The mandible of Afradapis differs from other caenopithecid adapiforms in having a deep yet short corpus, a well-developed masseteric fossa, a fused manibudlar symphysis, and a short condylar neck with a low condyle relative to the lower tooth row. Based on the known fossils of this taxon, there is no evidence of canine dimorphism in Afradapis, which suggests that Afradapis was not sexually dimorphic like some North American adapiforms. Afradpais is also characterized by elaborate shearing crests on its molars, which is indicative of a folivorous diet. Because Afradapis seemingly shares many traits with anthropoids, researchers initially considered it to possibly be an anthropoid during initial investigations.

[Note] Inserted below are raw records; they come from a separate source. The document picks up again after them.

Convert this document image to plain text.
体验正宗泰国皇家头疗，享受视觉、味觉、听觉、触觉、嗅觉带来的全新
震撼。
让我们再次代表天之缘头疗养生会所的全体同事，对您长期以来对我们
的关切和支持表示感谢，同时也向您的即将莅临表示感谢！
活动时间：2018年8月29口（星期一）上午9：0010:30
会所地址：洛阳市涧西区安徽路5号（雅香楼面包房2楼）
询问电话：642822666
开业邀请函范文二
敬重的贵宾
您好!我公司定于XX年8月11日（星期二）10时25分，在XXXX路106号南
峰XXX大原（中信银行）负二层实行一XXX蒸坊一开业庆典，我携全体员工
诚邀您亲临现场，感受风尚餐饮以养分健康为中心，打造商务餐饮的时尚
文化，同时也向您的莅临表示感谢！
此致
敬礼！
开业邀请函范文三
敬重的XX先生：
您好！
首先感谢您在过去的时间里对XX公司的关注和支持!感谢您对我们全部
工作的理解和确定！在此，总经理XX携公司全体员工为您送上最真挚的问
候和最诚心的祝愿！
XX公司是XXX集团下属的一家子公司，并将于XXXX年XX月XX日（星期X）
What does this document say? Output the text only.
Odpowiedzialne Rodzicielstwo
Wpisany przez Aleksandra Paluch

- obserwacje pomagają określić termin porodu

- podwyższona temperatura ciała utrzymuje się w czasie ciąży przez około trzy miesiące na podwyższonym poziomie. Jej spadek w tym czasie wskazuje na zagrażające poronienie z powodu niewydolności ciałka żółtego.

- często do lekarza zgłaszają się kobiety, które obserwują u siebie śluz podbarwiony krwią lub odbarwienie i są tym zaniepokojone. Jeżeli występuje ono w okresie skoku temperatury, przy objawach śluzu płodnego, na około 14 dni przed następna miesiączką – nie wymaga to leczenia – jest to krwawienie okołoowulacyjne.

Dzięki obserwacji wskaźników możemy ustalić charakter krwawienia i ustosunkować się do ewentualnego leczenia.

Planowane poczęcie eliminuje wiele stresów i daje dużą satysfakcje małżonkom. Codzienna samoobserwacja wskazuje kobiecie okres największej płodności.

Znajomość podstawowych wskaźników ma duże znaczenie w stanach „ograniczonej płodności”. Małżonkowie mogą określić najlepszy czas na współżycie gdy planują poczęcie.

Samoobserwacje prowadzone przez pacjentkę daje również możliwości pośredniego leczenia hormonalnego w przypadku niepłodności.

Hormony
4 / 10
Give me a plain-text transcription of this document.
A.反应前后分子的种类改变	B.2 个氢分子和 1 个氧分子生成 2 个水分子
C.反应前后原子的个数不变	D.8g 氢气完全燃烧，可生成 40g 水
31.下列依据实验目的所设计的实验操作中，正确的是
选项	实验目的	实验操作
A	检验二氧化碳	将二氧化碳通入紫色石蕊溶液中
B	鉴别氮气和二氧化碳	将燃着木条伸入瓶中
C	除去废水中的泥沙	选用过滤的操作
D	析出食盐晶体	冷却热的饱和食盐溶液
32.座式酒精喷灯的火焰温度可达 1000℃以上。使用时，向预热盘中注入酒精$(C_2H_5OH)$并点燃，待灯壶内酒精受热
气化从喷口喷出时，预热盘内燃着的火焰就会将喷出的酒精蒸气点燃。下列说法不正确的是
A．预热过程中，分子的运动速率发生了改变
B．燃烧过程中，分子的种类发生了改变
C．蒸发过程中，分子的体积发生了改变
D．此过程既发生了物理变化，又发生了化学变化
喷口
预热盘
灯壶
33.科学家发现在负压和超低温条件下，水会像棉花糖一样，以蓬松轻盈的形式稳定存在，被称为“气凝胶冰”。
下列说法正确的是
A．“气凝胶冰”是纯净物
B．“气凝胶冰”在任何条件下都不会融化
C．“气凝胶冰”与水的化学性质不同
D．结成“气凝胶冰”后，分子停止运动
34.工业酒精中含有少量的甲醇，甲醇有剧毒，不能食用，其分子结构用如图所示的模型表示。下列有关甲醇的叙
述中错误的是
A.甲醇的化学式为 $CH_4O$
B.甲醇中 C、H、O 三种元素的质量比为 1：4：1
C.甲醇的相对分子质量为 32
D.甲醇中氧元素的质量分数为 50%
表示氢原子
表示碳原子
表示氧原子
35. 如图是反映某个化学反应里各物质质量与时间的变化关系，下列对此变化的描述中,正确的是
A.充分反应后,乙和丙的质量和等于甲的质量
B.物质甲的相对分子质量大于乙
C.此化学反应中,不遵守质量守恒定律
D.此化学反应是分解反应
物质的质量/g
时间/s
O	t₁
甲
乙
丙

Nonetheless, these similarities appear to be cases of convergent evolution, confirmed by both phylogeny and niche modeling.

== Biogeography ==
Afradapis is considered to have existed throughout Afro-Arabia in the late Eocene after a dispersal from the Europe via the Tethys Sea.

== Palaeobiology ==
=== Diet ===
Collectively, its elaborate shearing crests, relatively large body size, and postcranial anatomy indicative of slow-climbing all strongly suggests that Afradapis was nearly exclusively folivorous. Given Kay’s Threshold, which posits that living primates over 500 grams tend to be folivores, the dietary behavior and body size estimates of Afradapis collectively support the reconstruction of Afradpis as relatively large bodied folivore.

=== Activity pattern ===
Niche modeling studies also reveal that Afradapis was most likely diurnal that probably competed for food resources with African anthropoids.

=== Locomotion ===
The astragalar morphology of Afradapis longicristatus is similar to that of modern lorises, suggesting that it used a similar locomotory style of slow, cautious movement involving hindlimb suspension and strong pedal grasping. It is likely that this method of locomotion was an adaptation for stealth that made the animal difficult to detect by predators.